With this quality it's the kind of thing you would pray to see on an official DVD release!
Some of it is timing tests, using cutouts to see how difficult effects in, say, the war machine scene would be planned. There isn't a lot of character animation, but what's there is very interesting. There are even snippets of the enchanted prince and the Thief on springs.
I'll be spreading this around - it would actually make nice DVD menus too, to tell the truth.
There's actually a couple of little things here I can use in my edit itself. Very little, but they're in there. There's a bit of Zigzag saying "for breakfast, you'll have cobbler" ... and then shots of the staircase ... Zigzag and Phido aren't on the staircase there so I'll have to fiddle with it, but certainly usable stuff there. There's also a pencil test of an overhead shot of Zigzag and Tack on the battlefield, and that's a shot which is just a storyboard in the workprint. Brief but it's in there.
Such artistry. This was gold. Thanks so much to the sender.
Eddie Bowers, who sent me SLP copies of his copies of things YEARS ago, which got me interested in The Thief in the first place, has now actually lent me his original SP tapes of things.
Most notably, this gives me a better copy of Animating Art.
And Chris Sobieniak has lent me his tape of various Richard Williams commercials.
All this came today. It was a good day.
The edit is going well. I've managed to do a lot of new compositing effects and fix all the old ones. The combinations of workprint and finished footage in the witch scene is a lot smoother now. I've got a little left to go over there but I'm starting on the war machine.
Kevin Dorsey's voice is no longer in the dub anywhere. I sitll prefer his reading of the lines in that one scene, but with a good copy of the original recording now in my possession, there was no reason to use his reading anymore.
I am making changes to the sound mix to cut down on Robert Folk's score.
It's going well.
MORE NOTES ON THE CALVERT PRINCESS WORK IN PROGRESS:
I said the Calvert "Princess" work in progress had no actual Calvert animation in it yet ... but it does contain at least one shot that was animated by Calvert's team. There's a shot of Tack saying "please, you must help us," in pencil test, so Calvert's team definitely did that.
It's probable that they animated the one pencil shot of the witch's eye in the lamp too then. It matches the Calvert storyboards.

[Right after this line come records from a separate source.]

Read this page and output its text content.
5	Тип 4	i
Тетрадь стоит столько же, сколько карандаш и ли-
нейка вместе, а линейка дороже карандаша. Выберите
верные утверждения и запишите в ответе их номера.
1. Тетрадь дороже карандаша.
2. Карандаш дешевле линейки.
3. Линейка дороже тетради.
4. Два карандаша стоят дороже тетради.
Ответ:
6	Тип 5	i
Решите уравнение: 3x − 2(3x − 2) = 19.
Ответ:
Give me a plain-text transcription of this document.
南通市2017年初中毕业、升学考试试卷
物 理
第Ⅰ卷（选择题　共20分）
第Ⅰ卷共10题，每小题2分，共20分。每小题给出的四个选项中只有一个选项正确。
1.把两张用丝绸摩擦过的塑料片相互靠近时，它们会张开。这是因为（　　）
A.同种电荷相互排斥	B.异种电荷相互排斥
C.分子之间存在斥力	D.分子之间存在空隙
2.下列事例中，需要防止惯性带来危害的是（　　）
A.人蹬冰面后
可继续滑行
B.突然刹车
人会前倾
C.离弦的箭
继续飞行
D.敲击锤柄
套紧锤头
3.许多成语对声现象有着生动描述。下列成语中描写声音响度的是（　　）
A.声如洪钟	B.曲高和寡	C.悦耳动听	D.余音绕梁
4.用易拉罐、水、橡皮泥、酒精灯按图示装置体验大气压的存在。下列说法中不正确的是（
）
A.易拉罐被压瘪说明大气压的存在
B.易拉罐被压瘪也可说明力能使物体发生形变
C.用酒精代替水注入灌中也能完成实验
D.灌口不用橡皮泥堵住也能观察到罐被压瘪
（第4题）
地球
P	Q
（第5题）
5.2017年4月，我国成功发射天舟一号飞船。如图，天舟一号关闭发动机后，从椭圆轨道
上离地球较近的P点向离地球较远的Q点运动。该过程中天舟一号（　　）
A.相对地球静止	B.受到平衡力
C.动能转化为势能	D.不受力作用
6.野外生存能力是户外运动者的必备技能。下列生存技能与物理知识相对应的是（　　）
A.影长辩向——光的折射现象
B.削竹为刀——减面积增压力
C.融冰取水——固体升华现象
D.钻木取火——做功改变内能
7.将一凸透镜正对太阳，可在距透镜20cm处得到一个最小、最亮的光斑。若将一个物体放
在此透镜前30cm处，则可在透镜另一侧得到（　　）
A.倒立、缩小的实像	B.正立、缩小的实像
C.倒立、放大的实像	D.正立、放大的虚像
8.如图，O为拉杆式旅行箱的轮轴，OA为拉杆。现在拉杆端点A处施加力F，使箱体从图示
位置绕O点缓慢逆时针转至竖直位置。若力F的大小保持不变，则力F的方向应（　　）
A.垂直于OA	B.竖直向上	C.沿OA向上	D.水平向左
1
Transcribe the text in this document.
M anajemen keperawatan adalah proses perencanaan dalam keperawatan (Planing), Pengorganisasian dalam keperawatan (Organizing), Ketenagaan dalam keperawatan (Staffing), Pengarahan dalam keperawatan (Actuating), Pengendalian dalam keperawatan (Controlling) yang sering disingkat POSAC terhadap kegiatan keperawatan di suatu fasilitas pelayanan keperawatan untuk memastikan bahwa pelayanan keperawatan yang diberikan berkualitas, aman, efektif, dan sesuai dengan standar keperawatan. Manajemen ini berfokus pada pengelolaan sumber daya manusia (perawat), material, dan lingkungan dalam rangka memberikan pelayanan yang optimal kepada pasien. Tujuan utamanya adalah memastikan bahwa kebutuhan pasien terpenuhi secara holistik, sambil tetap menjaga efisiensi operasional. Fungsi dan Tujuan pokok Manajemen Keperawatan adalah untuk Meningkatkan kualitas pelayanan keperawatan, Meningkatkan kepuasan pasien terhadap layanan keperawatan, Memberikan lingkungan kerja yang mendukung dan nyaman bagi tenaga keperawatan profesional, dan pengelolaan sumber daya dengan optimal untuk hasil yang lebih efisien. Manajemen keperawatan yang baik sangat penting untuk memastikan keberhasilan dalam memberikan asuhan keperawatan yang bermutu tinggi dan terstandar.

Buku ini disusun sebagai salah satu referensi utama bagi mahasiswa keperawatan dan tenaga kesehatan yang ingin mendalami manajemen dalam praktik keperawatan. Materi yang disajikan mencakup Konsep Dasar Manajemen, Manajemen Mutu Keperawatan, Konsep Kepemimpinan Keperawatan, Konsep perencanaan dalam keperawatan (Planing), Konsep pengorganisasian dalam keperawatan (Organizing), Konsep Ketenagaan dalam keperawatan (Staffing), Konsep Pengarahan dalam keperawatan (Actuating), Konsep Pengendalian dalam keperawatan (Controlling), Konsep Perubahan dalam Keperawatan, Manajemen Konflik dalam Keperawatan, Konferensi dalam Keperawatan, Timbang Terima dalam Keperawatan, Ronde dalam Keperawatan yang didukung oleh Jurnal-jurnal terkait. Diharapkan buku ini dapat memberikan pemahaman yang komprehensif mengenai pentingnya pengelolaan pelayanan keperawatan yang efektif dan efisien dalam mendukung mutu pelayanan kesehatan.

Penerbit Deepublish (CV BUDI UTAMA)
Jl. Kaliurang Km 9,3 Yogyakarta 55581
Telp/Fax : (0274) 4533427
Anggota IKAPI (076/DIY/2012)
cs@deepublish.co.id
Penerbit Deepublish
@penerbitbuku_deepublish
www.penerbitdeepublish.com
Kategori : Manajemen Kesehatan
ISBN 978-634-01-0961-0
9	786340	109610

There's a curious shot of the witch's knee shaking, and her grabbing it to stop it shaking - this looks like a bad Calvert shot in the final cut, but it appears as finished animation in the Calvert WIP. And the animation in the WIP is different from what we see in the final (different background, slightly more on-model witch). Normally having finished animation in the WIP would mean it was a Williams shot, but it's too bad animationwise. My guess - Calvert's team started with the witch scene, doing test animation for this scene before any other, and they had a rough version of this shot done early on, which they later redid.
Also, I'm convinced that certain scenes which only appear as storyboards in this WIP, which SHOULD mean that Williams' team never even penciled them, were actually pencilled by the real guys and just not included in this cut.
Nanny's fight with the brigands seems like Williams work, and so does the last shot with Yumyum and Tack (despite it not matching Sean Connery's voice track).
There are other examples, but I'll stick with those.